Ab initio molecular orbital theory has been used to calculate accurate enthalpies of formation and adiabatic electron affinities or ionization potentials for N₃, N₃^-, N₅⁺, and N₅^- from total atomization energies. The calculated heats of formation of the gas-phase molecules/ions at 0 K are ΔH_f(N₃(²Π)) = 109.2, ΔH_f(N₃^-(¹∑⁺)) = 47.4, ΔH_f(N₅^-(¹A₁‘)) = 62.3, and ΔH_f(N₅⁺(¹A₁)) = 353.3 kcal/mol with an estimated error bar of ±1 kcal/mol. For comparison purposes, the error in the calculated bond energy for N₂ is 0.72 kcal/mol. Born−Haber cycle calculations, using estimated lattice energies and the adiabatic ionization potentials of the anions and electron affinities of the cations, enable reliable stability predictions for the hypothetical N₅⁺N₃^- and N₅⁺N₅^- salts.

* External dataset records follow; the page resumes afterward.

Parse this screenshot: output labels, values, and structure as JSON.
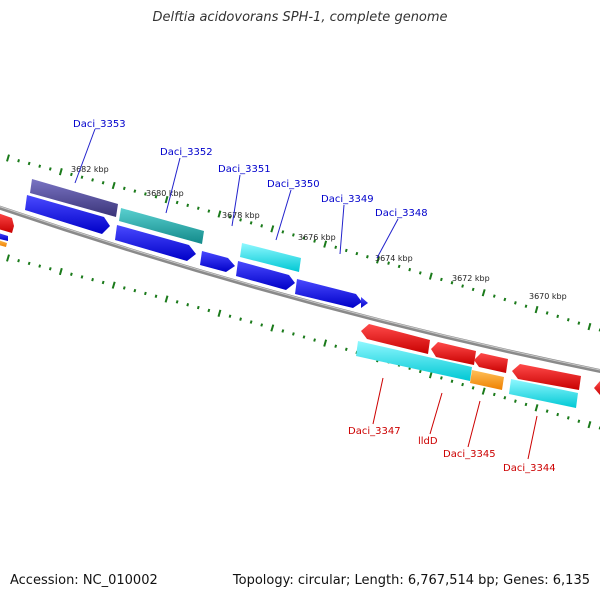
{
  "title": "Delftia acidovorans SPH-1, complete genome",
  "footer": {
    "accession": "Accession: NC_010002",
    "summary": "Topology: circular; Length: 6,767,514 bp; Genes: 6,135"
  },
  "colors": {
    "forward_cds": "#0000ee",
    "reverse_cds": "#ee0000",
    "cyan_gene": "#00e5ee",
    "teal_gene": "#1aaaaa",
    "purple_gene": "#4a4494",
    "orange_gene": "#ff9a1a",
    "backbone": "#888888",
    "ticks": "#1a7a1a",
    "forward_label": "#0000cc",
    "reverse_label": "#cc0000"
  },
  "scale_labels": [
    "3682 kbp",
    "3680 kbp",
    "3678 kbp",
    "3676 kbp",
    "3674 kbp",
    "3672 kbp",
    "3670 kbp"
  ],
  "forward_gene_labels": [
    "Daci_3353",
    "Daci_3352",
    "Daci_3351",
    "Daci_3350",
    "Daci_3349",
    "Daci_3348"
  ],
  "reverse_gene_labels": [
    "Daci_3347",
    "lldD",
    "Daci_3345",
    "Daci_3344"
  ]
}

The calculations show that neither salt can be stabilized and that both should decompose spontaneously into N₃ radicals and N₂. This conclusion was experimentally confirmed for the N₅⁺N₃^- salt by low-temperature metathetical reactions between N₅SbF₆ and alkali metal azides in different solvents, resulting in violent reactions with spontaneous nitrogen evolution. It is emphasized that one needs to use adiabatic ionization potentials and electron affinities instead of vertical potentials and affinities for salt stability predictions when the formed radicals are not vibrationally stable. This is the case for the N₅ radicals where the energy difference between vertical and adiabatic potentials amounts to about 100 kcal/mol per N₅.